Democrats concerned polls will repeat 2016 results
Robert Wolf and Charlie Hurt join ‘The Daily Briefing’ to weigh in on potential election results.
With multiple polls predicting a clear Biden victory in the November Election, Democrats are getting an uncomfortable sense of déjà vu given that polls in the final weeks of the 2016 election overwhelmingly predicted a victory for Hillary Clinton.
In many national polls, Democratic presidential nominee Joe Biden leads Trump by 10 or more points. A new public opinion poll by EPIC/MRA earlier this month, showed Biden leading Trump 48%-39% among likely voters.
FILE: A poll worker displays "I Voted" stickers during the first day of early voting in Las Vegas.
(Las Vegas Sun via AP)
Yet at this same time in 2016, many Democrats – and even some Republicans – were convinced their candidate had a clear path to the White House, only to be bitterly disappointed with the final result.
The same scenario is playing out once again. But many Democrats, having learned the lessons of 2016, are not as blindly optimistic as they were then.
Michigan Democratic Party Chair Lavora Barnes told The Washington Post that “folks still remain cautious” because of what happened to Democrats in 2016.
“Nobody is taking anything for granted, even the folks that we’re meeting at doors and talking ton on the phones,” she said.

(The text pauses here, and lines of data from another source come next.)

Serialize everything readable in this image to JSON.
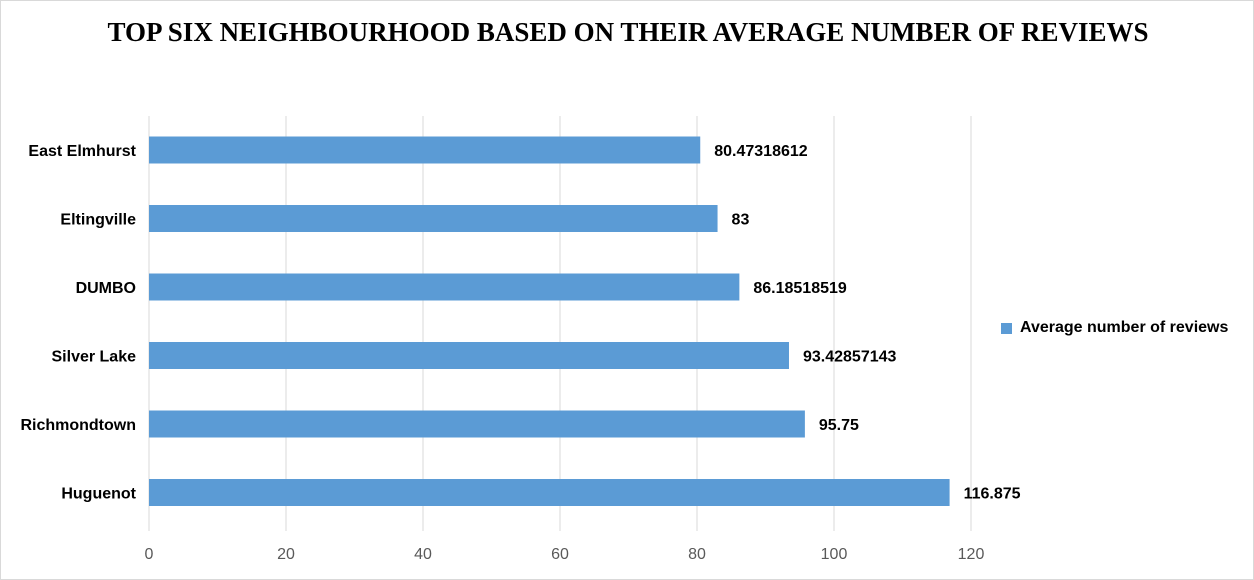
{
  "chart_data": {
    "type": "bar",
    "orientation": "horizontal",
    "title": "TOP SIX NEIGHBOURHOOD BASED ON THEIR AVERAGE NUMBER OF REVIEWS",
    "categories": [
      "East Elmhurst",
      "Eltingville",
      "DUMBO",
      "Silver Lake",
      "Richmondtown",
      "Huguenot"
    ],
    "series": [
      {
        "name": "Average number of reviews",
        "values": [
          80.47318612,
          83,
          86.18518519,
          93.42857143,
          95.75,
          116.875
        ],
        "data_labels": [
          "80.47318612",
          "83",
          "86.18518519",
          "93.42857143",
          "95.75",
          "116.875"
        ]
      }
    ],
    "xlim": [
      0,
      120
    ],
    "x_ticks": [
      "0",
      "20",
      "40",
      "60",
      "80",
      "100",
      "120"
    ],
    "grid": "vertical",
    "legend_position": "right",
    "colors": {
      "bar": "#5b9bd5",
      "grid": "#d9d9d9",
      "tick_text": "#595959"
    }
  }
}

Nick Gourevitch, a partner at Global Strategy Group, echoed those fears, noting that he doesn’t know anyone in his “Democratic pollster world who is sitting 100 percent comfortably or anything like that.”
“Biden seems in better shape, but it is still a polarized country and a Trump win is still within the realm of possibility.”
But others point out that circumstances are slightly different this time around. Unlike 2016, there is no formidable third-party candidate, and perceptions of Biden are not as negative as they were of Hillary Clinton.
“You get a much different sense that the concrete has settled in this race because views of Trump are so intensely negative, but they are not intensely negative with Biden,” said John Anzalone, a Biden campaign pollster, told the Post. “In ’16, Trump and Hillary’s negatives were essentially identical.”
A post on the website acknowledged the errors in the 2016 polling methodology. It said many pollsters have changed since then by giving more weight to the respondents’ educational level.